Suriye sınırında güvenli bölgenin kontrolü Türkiye'de olacak

Suriye sınırında güvenli bölgenin kontrolü Türkiye'de olacak

Cumhurbaşkanlığı Sözcüsü İbrahim Kalın, Suriye sınırında oluşturulacak güvenli bölgenin kontrolünün Türkiye'de olacağını bildirdi.

Cumhurbaşkanlığı Sözcüsü Büyükelçi İbrahim Kalın, "ABD'nin artık kendileri için de maliyet haline gelen PYD/YPG terör örgütü ile ilişkisini kesme zamanı çoktan gelmiştir. Suriye'den çekilme kararı ile artık yeni dinamikler devreye girmektedir. Bunu terör örgütlerine hiçbir fırsat vermeden, sivillerin zarar görmesini engelleyecek bir şekilde biz yapabiliriz" dedi.

Cumhurbaşkanlığı Külliyesi'nde toplanan Cumhurbaşkanlığı Kabinesi sonrasında basın toplantısı düzenleyen Sözcü İbrahim Kalın, toplantıda yapılan sunumlara ilişkin bilgi verdi. ABD'nin Suriye'den çekilme kararı sonrası yaşanan gelişmelerin kabine toplantısında ele alındığını belirten Kalın, "Türkiye bölgesel konularda adım atarken komşuları, müttefikleri, ortakları ile belli konuları istişare eder ama adım atmak söz konusu olduğunda Türkiye'nin milli çıkarları çerçevesinde egemen bir ülke olarak bağımsız şekilde kararını verir ve uygular" diye konuştu.

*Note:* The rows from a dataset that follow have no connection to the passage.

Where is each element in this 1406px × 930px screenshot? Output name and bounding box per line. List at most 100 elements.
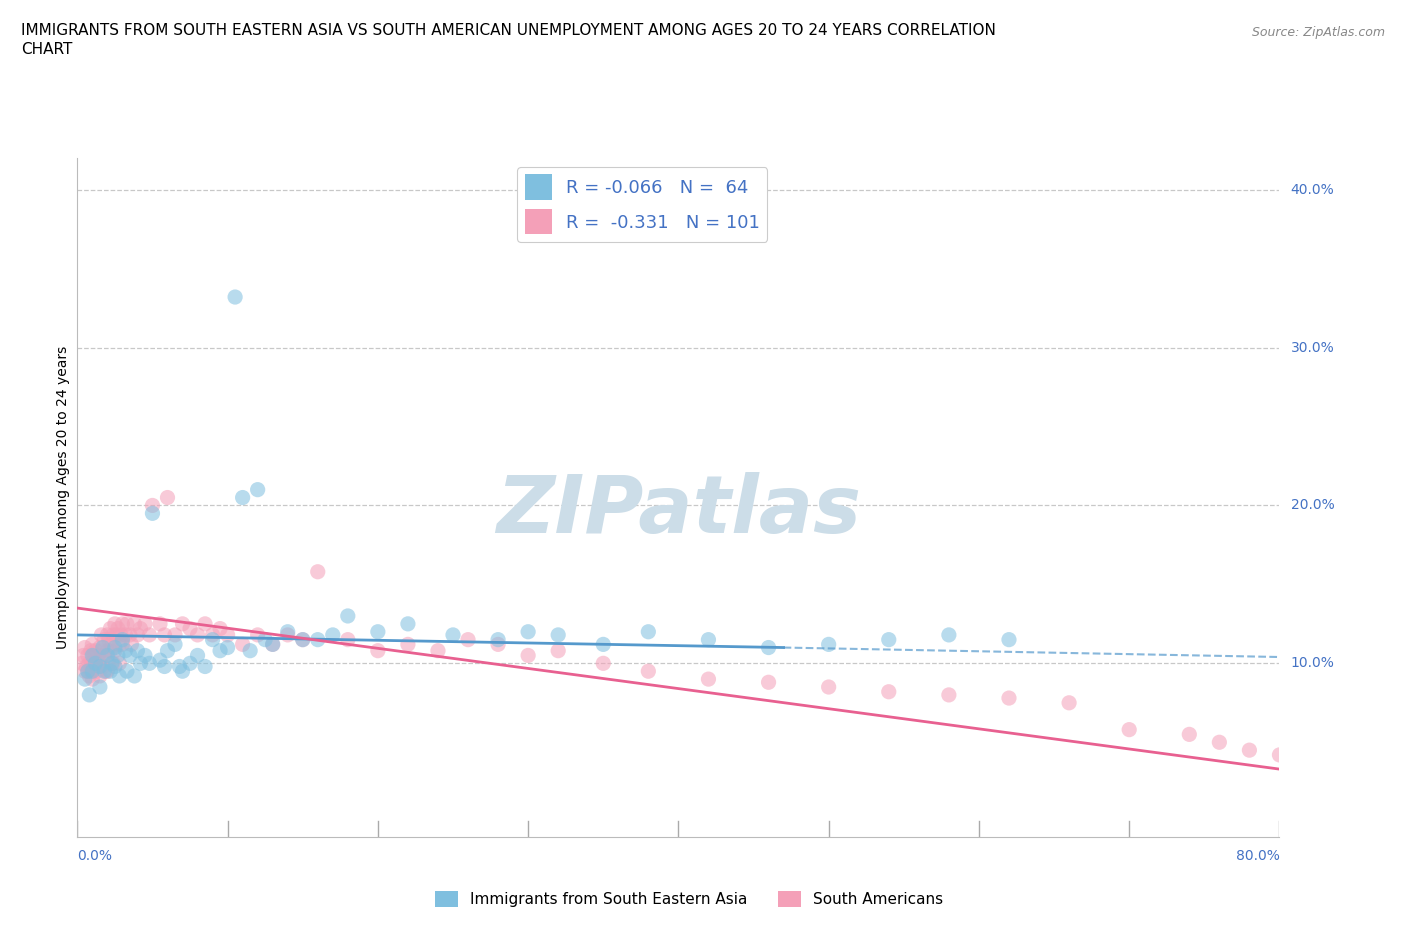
Point	[141, 498, 163, 512]
Point	[134, 617, 156, 631]
Point	[877, 684, 900, 699]
Point	[79, 669, 101, 684]
Point	[592, 656, 614, 671]
Point	[79, 656, 101, 671]
Point	[201, 632, 224, 647]
Point	[89, 640, 111, 655]
Point	[87, 648, 110, 663]
Point	[239, 644, 262, 658]
Point	[82, 648, 104, 663]
Point	[118, 648, 141, 663]
Point	[217, 640, 239, 655]
Point	[83, 648, 105, 663]
Point	[246, 483, 269, 498]
Point	[89, 659, 111, 674]
Point	[396, 637, 419, 652]
Point	[104, 659, 127, 674]
Point	[938, 687, 960, 702]
Point	[82, 637, 104, 652]
Point	[396, 617, 419, 631]
Point	[1178, 727, 1201, 742]
Point	[232, 490, 254, 505]
Text: 80.0%: 80.0%	[1236, 849, 1279, 863]
Point	[232, 637, 254, 652]
Point	[1343, 759, 1365, 774]
Point	[307, 565, 329, 579]
Point	[84, 644, 107, 658]
Point	[592, 637, 614, 652]
Point	[201, 628, 224, 643]
Point	[1268, 748, 1291, 763]
Text: ZIPatlas: ZIPatlas	[496, 472, 860, 551]
Point	[82, 656, 104, 671]
Point	[138, 656, 160, 671]
Point	[101, 656, 124, 671]
Point	[76, 664, 98, 679]
Point	[1239, 743, 1261, 758]
Point	[118, 628, 141, 643]
Legend: R = -0.066   N =  64, R =  -0.331   N = 101: R = -0.066 N = 64, R = -0.331 N = 101	[517, 167, 768, 242]
Point	[87, 659, 110, 674]
Point	[486, 637, 509, 652]
Point	[124, 617, 146, 631]
Point	[998, 691, 1021, 706]
Point	[104, 644, 127, 658]
Text: 20.0%: 20.0%	[1291, 498, 1334, 512]
Point	[91, 659, 114, 674]
Point	[209, 644, 232, 658]
Point	[103, 656, 125, 671]
Point	[100, 621, 122, 636]
Point	[93, 648, 115, 663]
Point	[367, 624, 389, 639]
Point	[97, 632, 120, 647]
Point	[163, 637, 186, 652]
Point	[72, 648, 94, 663]
Point	[938, 628, 960, 643]
Point	[84, 659, 107, 674]
Point	[114, 644, 136, 658]
Point	[124, 669, 146, 684]
Point	[141, 506, 163, 521]
Point	[129, 621, 152, 636]
Point	[1118, 723, 1140, 737]
Point	[70, 656, 93, 671]
Point	[94, 664, 117, 679]
Point	[457, 632, 479, 647]
Point	[93, 632, 115, 647]
Point	[89, 656, 111, 671]
Point	[156, 644, 179, 658]
Point	[149, 653, 172, 668]
Point	[637, 624, 659, 639]
Text: IMMIGRANTS FROM SOUTH EASTERN ASIA VS SOUTH AMERICAN UNEMPLOYMENT AMONG AGES 20 : IMMIGRANTS FROM SOUTH EASTERN ASIA VS SO…	[21, 23, 995, 38]
Point	[104, 640, 127, 655]
Point	[100, 644, 122, 658]
Point	[80, 644, 103, 658]
Text: Source: ZipAtlas.com: Source: ZipAtlas.com	[1251, 26, 1385, 39]
Point	[73, 664, 96, 679]
Point	[697, 632, 720, 647]
Point	[486, 632, 509, 647]
Point	[90, 644, 112, 658]
Point	[172, 617, 194, 631]
Point	[111, 617, 134, 631]
Point	[517, 624, 540, 639]
Point	[76, 664, 98, 679]
Point	[262, 637, 284, 652]
Point	[127, 628, 149, 643]
Point	[156, 490, 179, 505]
Point	[758, 640, 780, 655]
Point	[107, 621, 129, 636]
Point	[336, 632, 359, 647]
Point	[246, 628, 269, 643]
Point	[90, 628, 112, 643]
Point	[120, 637, 142, 652]
Point	[115, 664, 138, 679]
Point	[153, 628, 176, 643]
Point	[96, 664, 118, 679]
Point	[104, 617, 127, 631]
Point	[877, 632, 900, 647]
Point	[96, 628, 118, 643]
Point	[101, 637, 124, 652]
Point	[817, 680, 839, 695]
Point	[758, 675, 780, 690]
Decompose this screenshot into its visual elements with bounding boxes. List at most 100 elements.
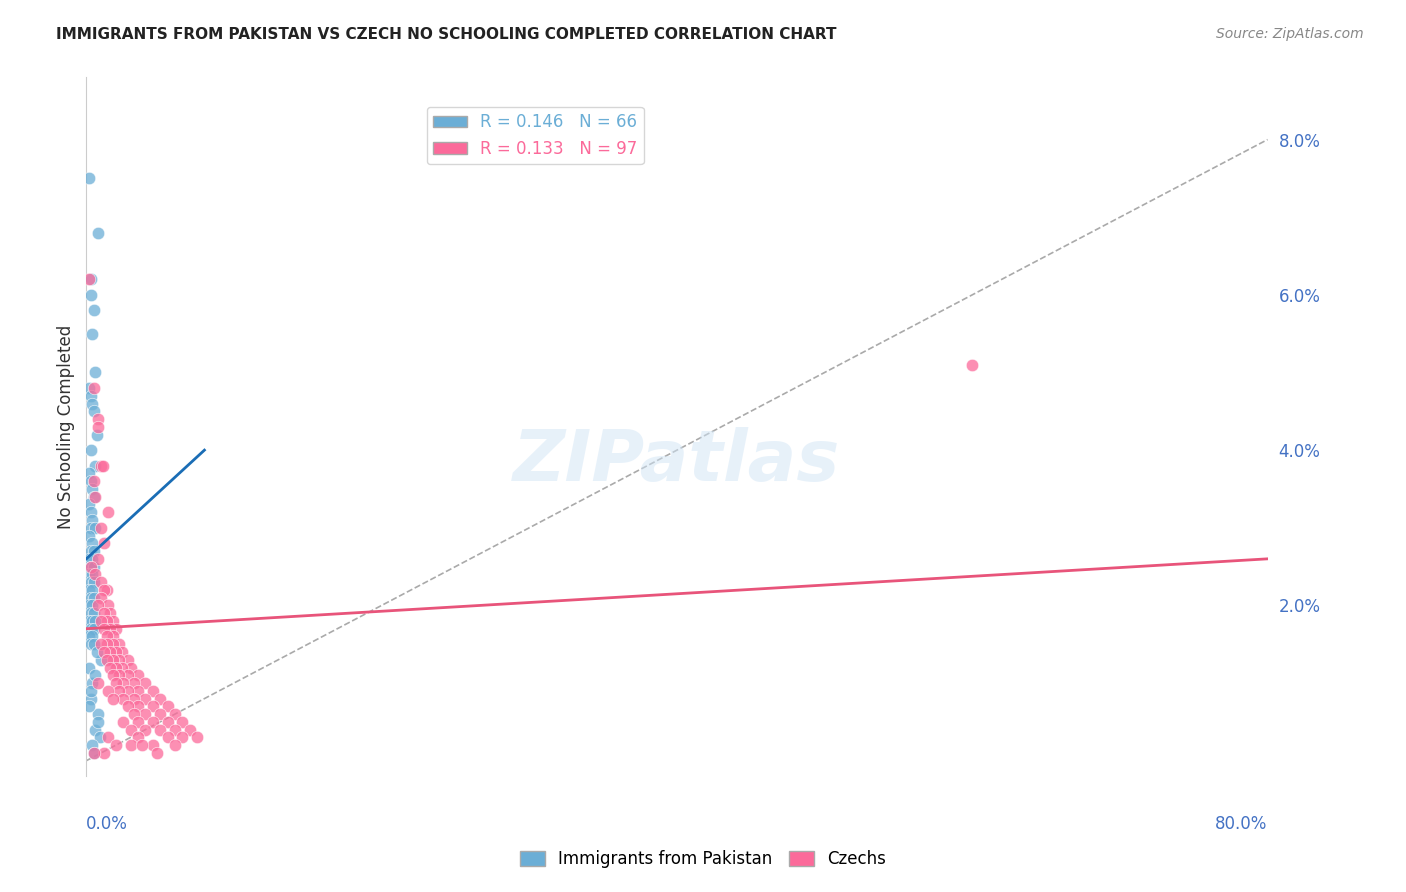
Point xyxy=(80,575,103,590)
Point xyxy=(82,551,104,566)
Point xyxy=(104,645,127,659)
Point xyxy=(142,738,165,752)
Point xyxy=(83,746,105,760)
Point xyxy=(104,622,127,636)
Point xyxy=(142,714,165,729)
Point xyxy=(93,746,115,760)
Point xyxy=(101,691,124,706)
Point xyxy=(98,645,121,659)
Point xyxy=(111,645,134,659)
Point xyxy=(120,660,142,674)
Point xyxy=(80,591,103,605)
Point xyxy=(93,645,115,659)
Point xyxy=(82,676,104,690)
Point xyxy=(87,676,110,690)
Point xyxy=(93,582,115,597)
Point xyxy=(82,599,104,613)
Point xyxy=(86,427,108,442)
Point xyxy=(179,723,201,737)
Point xyxy=(104,676,127,690)
Point xyxy=(96,630,118,644)
Point xyxy=(101,653,124,667)
Point xyxy=(84,614,107,628)
Point xyxy=(90,591,112,605)
Point xyxy=(82,582,104,597)
Point xyxy=(186,731,208,745)
Point xyxy=(89,731,111,745)
Point xyxy=(111,660,134,674)
Point xyxy=(90,458,112,473)
Point xyxy=(80,606,103,620)
Point xyxy=(83,637,105,651)
Point xyxy=(120,723,142,737)
Point xyxy=(77,272,100,286)
Point xyxy=(112,676,135,690)
Point xyxy=(90,521,112,535)
Point xyxy=(93,606,115,620)
Point xyxy=(80,544,103,558)
Point xyxy=(172,731,194,745)
Point xyxy=(77,467,100,481)
Point xyxy=(80,389,103,403)
Point xyxy=(134,723,156,737)
Point xyxy=(96,637,118,651)
Point xyxy=(77,699,100,714)
Point xyxy=(134,676,156,690)
Point xyxy=(80,505,103,519)
Point xyxy=(98,660,121,674)
Point xyxy=(91,458,114,473)
Point xyxy=(82,396,104,410)
Point xyxy=(142,699,165,714)
Point xyxy=(122,676,145,690)
Point xyxy=(97,599,120,613)
Point xyxy=(82,614,104,628)
Point xyxy=(127,731,149,745)
Point xyxy=(83,490,105,504)
Point xyxy=(104,738,127,752)
Point xyxy=(84,567,107,582)
Point xyxy=(82,513,104,527)
Point xyxy=(87,420,110,434)
Point xyxy=(134,691,156,706)
Point xyxy=(77,630,100,644)
Point xyxy=(86,645,108,659)
Text: ZIPatlas: ZIPatlas xyxy=(513,427,841,496)
Point xyxy=(80,521,103,535)
Point xyxy=(77,614,100,628)
Point xyxy=(122,707,145,722)
Point xyxy=(82,326,104,341)
Point xyxy=(80,272,103,286)
Point xyxy=(80,691,103,706)
Point xyxy=(80,559,103,574)
Point xyxy=(127,714,149,729)
Text: 80.0%: 80.0% xyxy=(1215,815,1268,833)
Point xyxy=(131,738,153,752)
Point xyxy=(80,637,103,651)
Point xyxy=(93,622,115,636)
Point xyxy=(80,622,103,636)
Point xyxy=(83,303,105,318)
Point xyxy=(101,668,124,682)
Point xyxy=(117,653,139,667)
Point xyxy=(82,536,104,550)
Point xyxy=(96,614,118,628)
Point xyxy=(82,567,104,582)
Point xyxy=(97,731,120,745)
Point xyxy=(87,714,110,729)
Point xyxy=(156,714,179,729)
Point xyxy=(127,668,149,682)
Point xyxy=(77,528,100,542)
Text: Source: ZipAtlas.com: Source: ZipAtlas.com xyxy=(1216,27,1364,41)
Point xyxy=(96,582,118,597)
Point xyxy=(104,660,127,674)
Point xyxy=(77,381,100,395)
Point xyxy=(93,536,115,550)
Point xyxy=(82,482,104,496)
Point xyxy=(142,683,165,698)
Point xyxy=(87,707,110,722)
Point xyxy=(77,582,100,597)
Text: IMMIGRANTS FROM PAKISTAN VS CZECH NO SCHOOLING COMPLETED CORRELATION CHART: IMMIGRANTS FROM PAKISTAN VS CZECH NO SCH… xyxy=(56,27,837,42)
Point xyxy=(112,691,135,706)
Point xyxy=(98,622,121,636)
Point xyxy=(163,723,186,737)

Cumhurbaşkanı Erdoğan'ın yerel seçimlere dönük trafiğinin devam edeceğini belirten Kalın, Erdoğan'ın 23 Ocak'ta Rusya'ya bir ziyareti olacağını, ABD'nin çekilme kararı sonrasında ortaya çıkacak durumu masaya yatırmak için günübirlik bir ziyaret olacağını söyledi.

"Rus tarafının da rejimi bu konuda uyarması, kontrol altında tutması gerektirir"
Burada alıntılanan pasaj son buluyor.